As Trombly suggests in his article over at Slouching Towards Columbia, traditional Hamiltonian Realism is withering in America. The reason why is not terribly complex: America is the remaining superpower and does not need to seriously strategise its international moves. America’s power is as uncontested as to allow Washington to afford incurring in idealist or semi-idealist pursuits. Similarly I agree that super-presidential administrations are much more required in times of war – or imminent war – rather than in peace, and that this constricts arbitrary presidential decisions to employ less popular foreign policy experts (such as Kissinger).

There is yet another problem for America: being a young nation, ideology is still an intrinsic identity factor in the American psyche. As long as an American finds it politically incorrect to identify its nationhood with language, ethnicity or history, he’ll resort to values. This need only strengthened with the demise of the Soviet Union for America remains today an exceptionalist empire at odds with an international community composed of older and more cynical national experiences.

The attempt at harmonising the United States’ exceptionalism – as the forefront of the ‘free world’, the champion of the ‘end of history’ – with a globalised and interconnected world reality resulted in the – perhaps unavoidable – idealist contamination of Hamiltonian Realism and its slide to leftist anti-elitist trends.

Will traditional realists be forced to wait in the shadows of the American right, lingering in institutions such as the Nixon Center, the Kennan Institute or the Kissinger Institute, until a new global threat to America emerges? Or will the multipolar world push Washington into an offshore balancing act earlier than anticipated?

For the time being, it is the most irredentist trends that thrive and realists who remain isolated in the ideological shantytowns of foreign policy debates, sharing the exile from limelight with paleoconservatives and libertarians. Cold War dinosaurs like Kissinger and Scowcroft continue to be respected but their protégés don’t make the talk shows. As for Robert Gates, his position with the Obama administration is precarious due to his Republican credentials and the most likely Republican successors prefer to make noise using neocon undertones.

The Cold War forced into the academia and the intellectual elites a securitarian logic which constrained to a great extent any idealist temptations. The conclusion of what the neocons call the ‘Third World War’ brought with it the end of the convictions of a bloated realist intelligentsia. Realists have now returned to their position of general discretion and minority, having lost their less dedicated extremes to the easy peace time idealism.

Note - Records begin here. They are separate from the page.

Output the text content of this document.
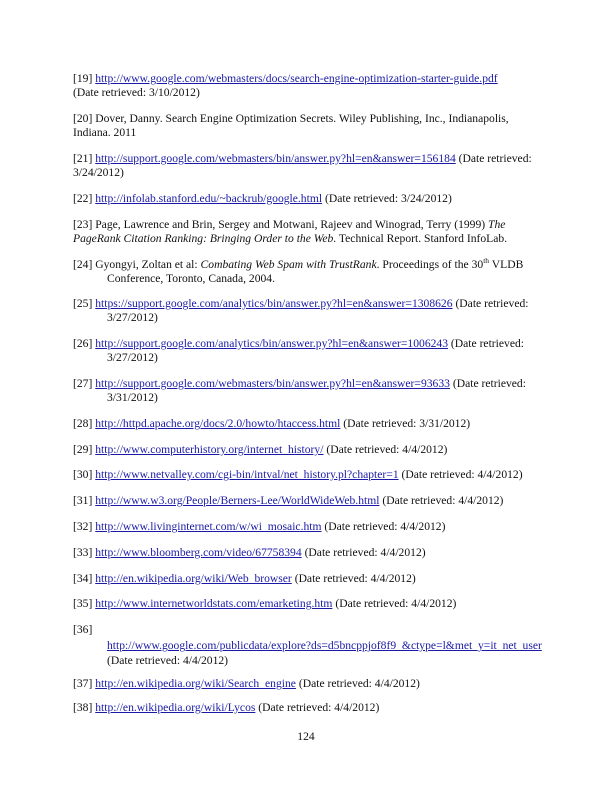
[19] http://www.google.com/webmasters/docs/search-engine-optimization-starter-guide.pdf
(Date retrieved: 3/10/2012)
[20] Dover, Danny. Search Engine Optimization Secrets. Wiley Publishing, Inc., Indianapolis, Indiana. 2011
[21] http://support.google.com/webmasters/bin/answer.py?hl=en&answer=156184 (Date retrieved: 3/24/2012)
[22] http://infolab.stanford.edu/~backrub/google.html (Date retrieved: 3/24/2012)
[23] Page, Lawrence and Brin, Sergey and Motwani, Rajeev and Winograd, Terry (1999) The PageRank Citation Ranking: Bringing Order to the Web. Technical Report. Stanford InfoLab.
[24] Gyongyi, Zoltan et al: Combating Web Spam with TrustRank. Proceedings of the 30th VLDB Conference, Toronto, Canada, 2004.
[25] https://support.google.com/analytics/bin/answer.py?hl=en&answer=1308626 (Date retrieved: 3/27/2012)
[26] http://support.google.com/analytics/bin/answer.py?hl=en&answer=1006243 (Date retrieved: 3/27/2012)
[27] http://support.google.com/webmasters/bin/answer.py?hl=en&answer=93633 (Date retrieved: 3/31/2012)
[28] http://httpd.apache.org/docs/2.0/howto/htaccess.html (Date retrieved: 3/31/2012)
[29] http://www.computerhistory.org/internet_history/ (Date retrieved: 4/4/2012)
[30] http://www.netvalley.com/cgi-bin/intval/net_history.pl?chapter=1 (Date retrieved: 4/4/2012)
[31] http://www.w3.org/People/Berners-Lee/WorldWideWeb.html (Date retrieved: 4/4/2012)
[32] http://www.livinginternet.com/w/wi_mosaic.htm (Date retrieved: 4/4/2012)
[33] http://www.bloomberg.com/video/67758394 (Date retrieved: 4/4/2012)
[34] http://en.wikipedia.org/wiki/Web_browser (Date retrieved: 4/4/2012)
[35] http://www.internetworldstats.com/emarketing.htm (Date retrieved: 4/4/2012)
[36]
http://www.google.com/publicdata/explore?ds=d5bncppjof8f9_&ctype=l&met_y=it_net_user (Date retrieved: 4/4/2012)
[37] http://en.wikipedia.org/wiki/Search_engine (Date retrieved: 4/4/2012)
[38] http://en.wikipedia.org/wiki/Lycos (Date retrieved: 4/4/2012)
124
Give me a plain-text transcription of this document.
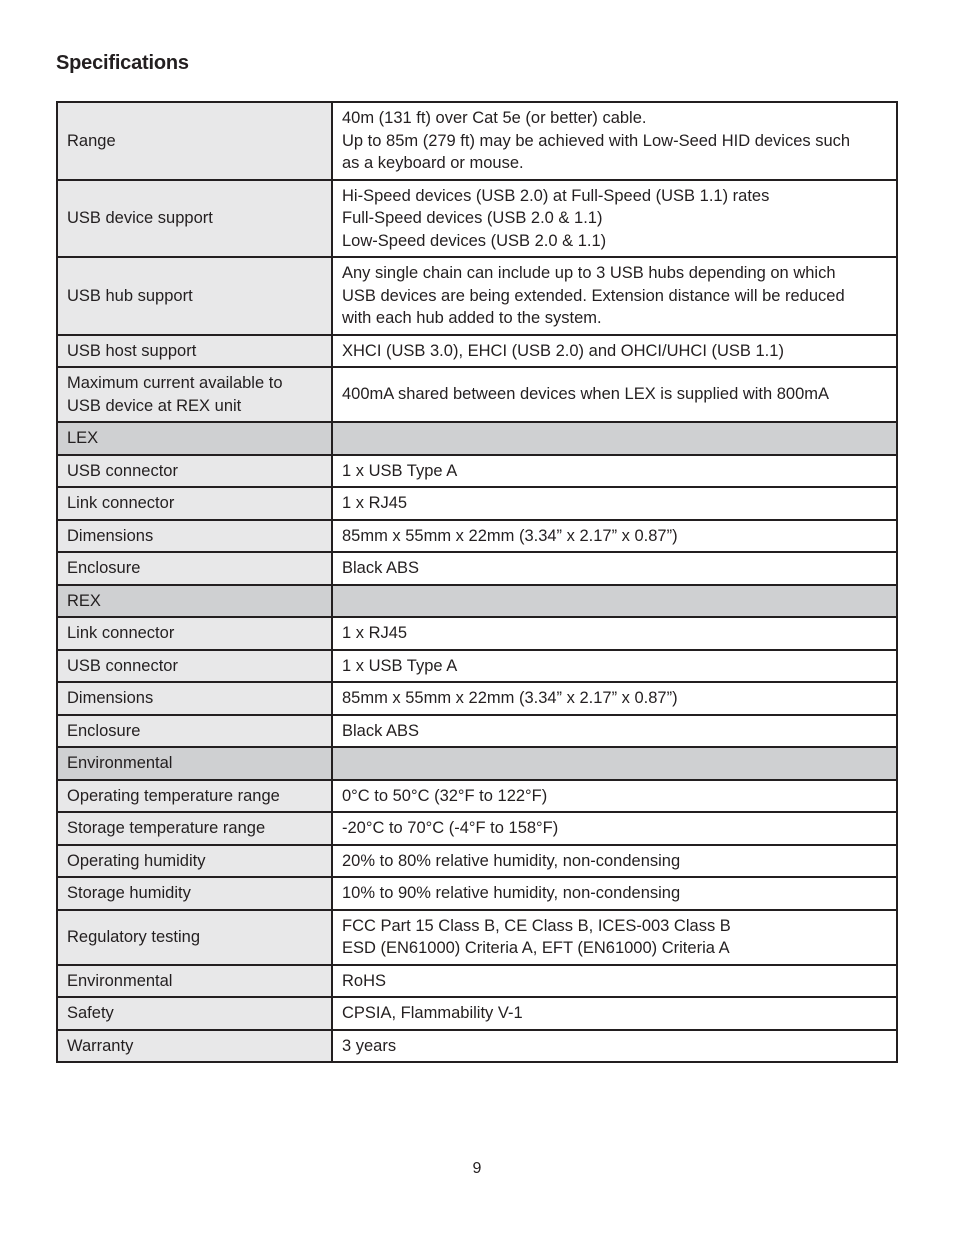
Specifications
Range	40m (131 ft) over Cat 5e (or better) cable.
Up to 85m (279 ft) may be achieved with Low-Seed HID devices such
as a keyboard or mouse.

USB device support	Hi-Speed devices (USB 2.0) at Full-Speed (USB 1.1) rates
Full-Speed devices (USB 2.0 & 1.1)
Low-Speed devices (USB 2.0 & 1.1)

USB hub support	Any single chain can include up to 3 USB hubs depending on which
USB devices are being extended. Extension distance will be reduced
with each hub added to the system.

USB host support	XHCI (USB 3.0), EHCI (USB 2.0) and OHCI/UHCI (USB 1.1)

Maximum current available to
USB device at REX unit	400mA shared between devices when LEX is supplied with 800mA

LEX	

USB connector	1 x USB Type A

Link connector	1 x RJ45

Dimensions	85mm x 55mm x 22mm (3.34” x 2.17” x 0.87”)

Enclosure	Black ABS

REX	

Link connector	1 x RJ45

USB connector	1 x USB Type A

Dimensions	85mm x 55mm x 22mm (3.34” x 2.17” x 0.87”)

Enclosure	Black ABS

Environmental	

Operating temperature range	0°C to 50°C (32°F to 122°F)

Storage temperature range	-20°C to 70°C (-4°F to 158°F)

Operating humidity	20% to 80% relative humidity, non-condensing

Storage humidity	10% to 90% relative humidity, non-condensing

Regulatory testing	FCC Part 15 Class B, CE Class B, ICES-003 Class B
ESD (EN61000) Criteria A, EFT (EN61000) Criteria A

Environmental	RoHS

Safety	CPSIA, Flammability V-1

Warranty	3 years
9
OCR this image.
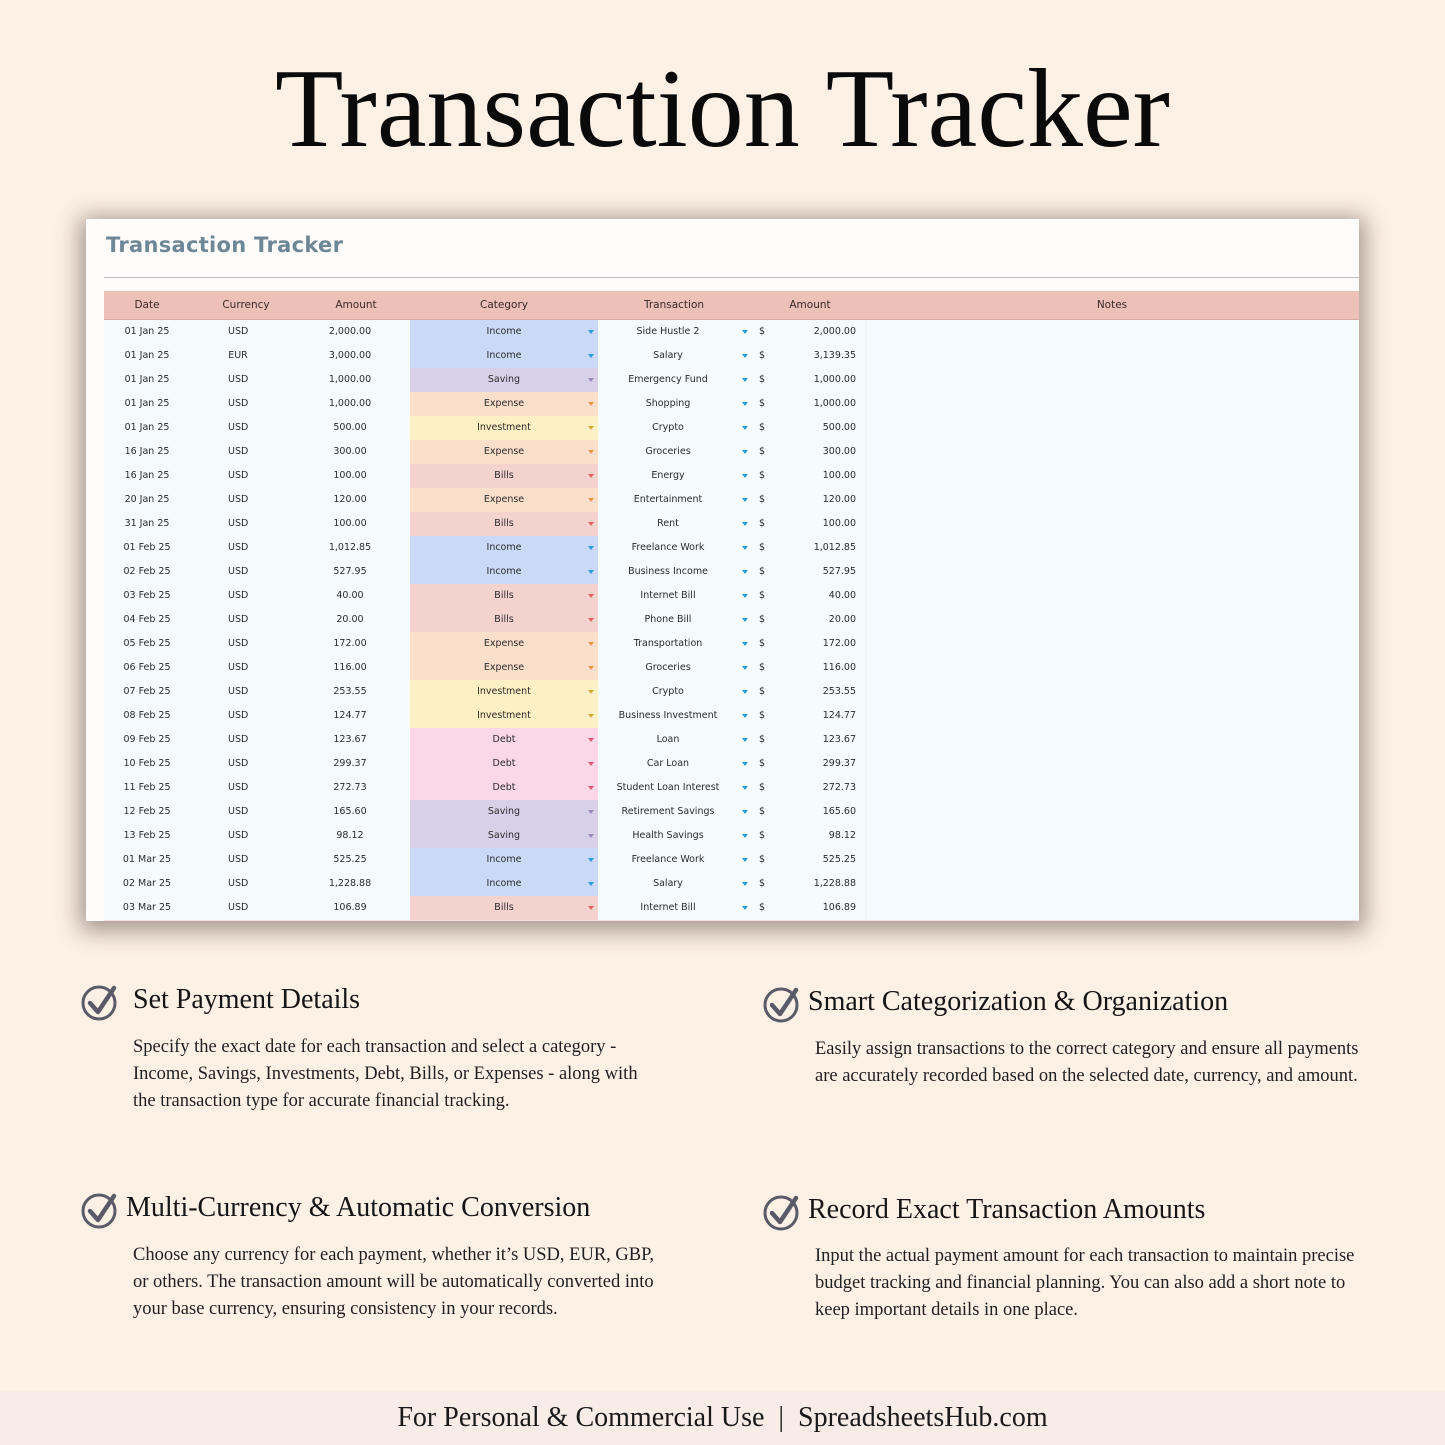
Transaction Tracker
Transaction Tracker
Date	Currency	Amount	Category	Transaction	Amount	Notes
01 Jan 25	USD	2,000.00	Income	Side Hustle 2	$	2,000.00
01 Jan 25	EUR	3,000.00	Income	Salary	$	3,139.35
01 Jan 25	USD	1,000.00	Saving	Emergency Fund	$	1,000.00
01 Jan 25	USD	1,000.00	Expense	Shopping	$	1,000.00
01 Jan 25	USD	500.00	Investment	Crypto	$	500.00
16 Jan 25	USD	300.00	Expense	Groceries	$	300.00
16 Jan 25	USD	100.00	Bills	Energy	$	100.00
20 Jan 25	USD	120.00	Expense	Entertainment	$	120.00
31 Jan 25	USD	100.00	Bills	Rent	$	100.00
01 Feb 25	USD	1,012.85	Income	Freelance Work	$	1,012.85
02 Feb 25	USD	527.95	Income	Business Income	$	527.95
03 Feb 25	USD	40.00	Bills	Internet Bill	$	40.00
04 Feb 25	USD	20.00	Bills	Phone Bill	$	20.00
05 Feb 25	USD	172.00	Expense	Transportation	$	172.00
06 Feb 25	USD	116.00	Expense	Groceries	$	116.00
07 Feb 25	USD	253.55	Investment	Crypto	$	253.55
08 Feb 25	USD	124.77	Investment	Business Investment	$	124.77
09 Feb 25	USD	123.67	Debt	Loan	$	123.67
10 Feb 25	USD	299.37	Debt	Car Loan	$	299.37
11 Feb 25	USD	272.73	Debt	Student Loan Interest	$	272.73
12 Feb 25	USD	165.60	Saving	Retirement Savings	$	165.60
13 Feb 25	USD	98.12	Saving	Health Savings	$	98.12
01 Mar 25	USD	525.25	Income	Freelance Work	$	525.25
02 Mar 25	USD	1,228.88	Income	Salary	$	1,228.88
03 Mar 25	USD	106.89	Bills	Internet Bill	$	106.89
Set Payment Details
Specify the exact date for each transaction and select a category - Income, Savings, Investments, Debt, Bills, or Expenses - along with the transaction type for accurate financial tracking.
Smart Categorization & Organization
Easily assign transactions to the correct category and ensure all payments are accurately recorded based on the selected date, currency, and amount.
Multi-Currency & Automatic Conversion
Choose any currency for each payment, whether it’s USD, EUR, GBP, or others. The transaction amount will be automatically converted into your base currency, ensuring consistency in your records.
Record Exact Transaction Amounts
Input the actual payment amount for each transaction to maintain precise budget tracking and financial planning. You can also add a short note to keep important details in one place.
For Personal & Commercial Use | SpreadsheetsHub.com
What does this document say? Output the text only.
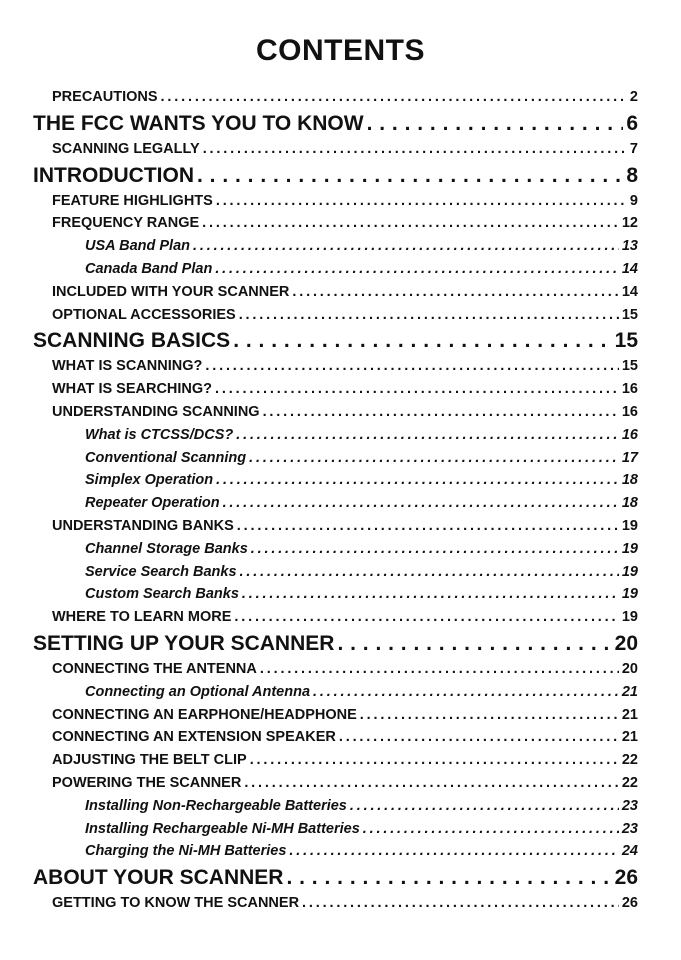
CONTENTS
PRECAUTIONS . . .	2
THE FCC WANTS YOU TO KNOW . . .	6
SCANNING LEGALLY . . .	7
INTRODUCTION . . .	8
FEATURE HIGHLIGHTS . . .	9
FREQUENCY RANGE . . .	12
USA Band Plan . . .	13
Canada Band Plan . . .	14
INCLUDED WITH YOUR SCANNER . . .	14
OPTIONAL ACCESSORIES . . .	15
SCANNING BASICS . . .	15
WHAT IS SCANNING? . . .	15
WHAT IS SEARCHING? . . .	16
UNDERSTANDING SCANNING . . .	16
What is CTCSS/DCS? . . .	16
Conventional Scanning . . .	17
Simplex Operation . . .	18
Repeater Operation . . .	18
UNDERSTANDING BANKS . . .	19
Channel Storage Banks . . .	19
Service Search Banks . . .	19
Custom Search Banks . . .	19
WHERE TO LEARN MORE . . .	19
SETTING UP YOUR SCANNER . . .	20
CONNECTING THE ANTENNA . . .	20
Connecting an Optional Antenna . . .	21
CONNECTING AN EARPHONE/HEADPHONE . . .	21
CONNECTING AN EXTENSION SPEAKER . . .	21
ADJUSTING THE BELT CLIP . . .	22
POWERING THE SCANNER . . .	22
Installing Non-Rechargeable Batteries . . .	23
Installing Rechargeable Ni-MH Batteries . . .	23
Charging the Ni-MH Batteries . . .	24
ABOUT YOUR SCANNER . . .	26
GETTING TO KNOW THE SCANNER . . .	26
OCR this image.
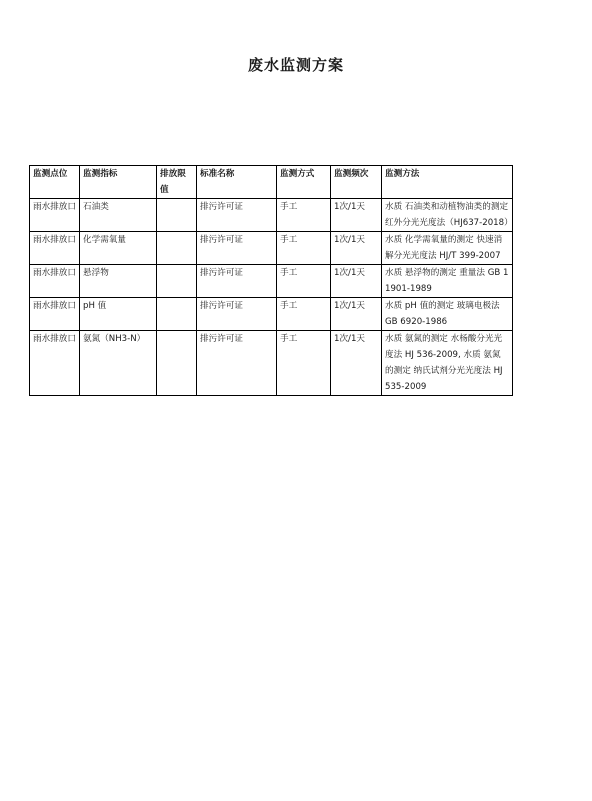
废水监测方案
监测点位	监测指标	排放限值	标准名称	监测方式	监测频次	监测方法
雨水排放口	石油类		排污许可证	手工	1次/1天	水质 石油类和动植物油类的测定 红外分光光度法（HJ637-2018）
雨水排放口	化学需氧量		排污许可证	手工	1次/1天	水质 化学需氧量的测定 快速消解分光光度法 HJ/T 399-2007
雨水排放口	悬浮物		排污许可证	手工	1次/1天	水质 悬浮物的测定 重量法 GB 11901-1989
雨水排放口	pH 值		排污许可证	手工	1次/1天	水质 pH 值的测定 玻璃电极法 GB 6920-1986
雨水排放口	氨氮（NH3-N）		排污许可证	手工	1次/1天	水质 氨氮的测定 水杨酸分光光度法 HJ 536-2009, 水质 氨氮的测定 纳氏试剂分光光度法 HJ 535-2009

It is also worth keeping in mind that in times of ideological moderation – such as the era we live in – the relative difficulty in claiming distinctions in domestic policy areas, drives the ideological discourse to the foreign policy niche – among others. It is significant for instance that the Israelo-Palestinian conflict is as important as it is for the Left, given the loss of its Marxist platform with the fall of the USSR.

There are those who remain hopeful that a presidential candidate originating from the military might enact if elected a sufficient ‘imperial presidency’ to cut with the current tilt towards populism but for now this remains wishful thinking.